Defrost the Puff Pastry - Thaw the puff pastry overnight in the fridge. Alternatively, you can thaw it on the counter. Remove the frozen pastry from its packaging and defrost it on a sheet tray until it is cool but pliable, about 40 minutes.
Make the Seasoning Mix - In a small bowl, combine the paprika, Italian seasoning, salt, and black pepper and set aside.
Roll Out the Puff Pastry - Place defrosted puff pastry on a lightly floured surface. If the pastry surface feels sticky, lightly dust it with flour. Use a rolling pin to roll out into a 12 x 10-inch rectangle or about ⅛-inch thick.
Add Egg Wash - In a small bowl, whisk together the egg and water. Brush the surface with the egg wash.
Add Seasoning and Cheese - Sprinkle the spice mixture and parmesan cheese on top.
Press in the Toppings - Use a rolling pin to press the toppings into the dough gently.

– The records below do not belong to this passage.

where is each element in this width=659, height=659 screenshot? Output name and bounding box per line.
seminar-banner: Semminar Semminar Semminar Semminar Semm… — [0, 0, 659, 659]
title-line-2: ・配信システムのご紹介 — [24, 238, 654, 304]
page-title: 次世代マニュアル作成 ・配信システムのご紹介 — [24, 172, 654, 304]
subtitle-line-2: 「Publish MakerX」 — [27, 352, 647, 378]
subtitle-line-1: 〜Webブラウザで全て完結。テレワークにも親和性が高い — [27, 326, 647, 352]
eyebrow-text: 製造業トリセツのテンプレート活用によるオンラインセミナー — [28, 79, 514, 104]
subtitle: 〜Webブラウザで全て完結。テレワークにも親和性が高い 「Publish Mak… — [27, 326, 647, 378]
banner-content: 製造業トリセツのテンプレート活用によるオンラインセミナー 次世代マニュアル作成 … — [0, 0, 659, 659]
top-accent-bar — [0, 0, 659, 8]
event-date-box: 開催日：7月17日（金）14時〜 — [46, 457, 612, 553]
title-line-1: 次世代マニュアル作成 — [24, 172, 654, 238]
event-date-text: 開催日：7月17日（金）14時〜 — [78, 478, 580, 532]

Cut into Strips - Use a chef’s knife or pizza cutter to make 10-inch long strips, about ¾-inch wide. It should yield 12 strips.
Twist the Strips - Twist each strip, then lay on the parchment paper-lined baking sheet, at least 1 inch apart. There should be six per sheet. Brush the surface of each piece with egg wash.
Bake - Bake until golden brown, puffy, and crisp, about 14 to 16 minutes. Repeat with the remaining tray. Serve warm or transfer to a wire rack to cool completely.
Notes
Storing: Store in an airtight container in the refrigerator for up to 3 days. To freeze, place in a large resealable bag or container for up to 1 month.
Reheating: Heat at 350ºF (177ºC) on a baking sheet until warm and crisp, about 5 to 7 minutes.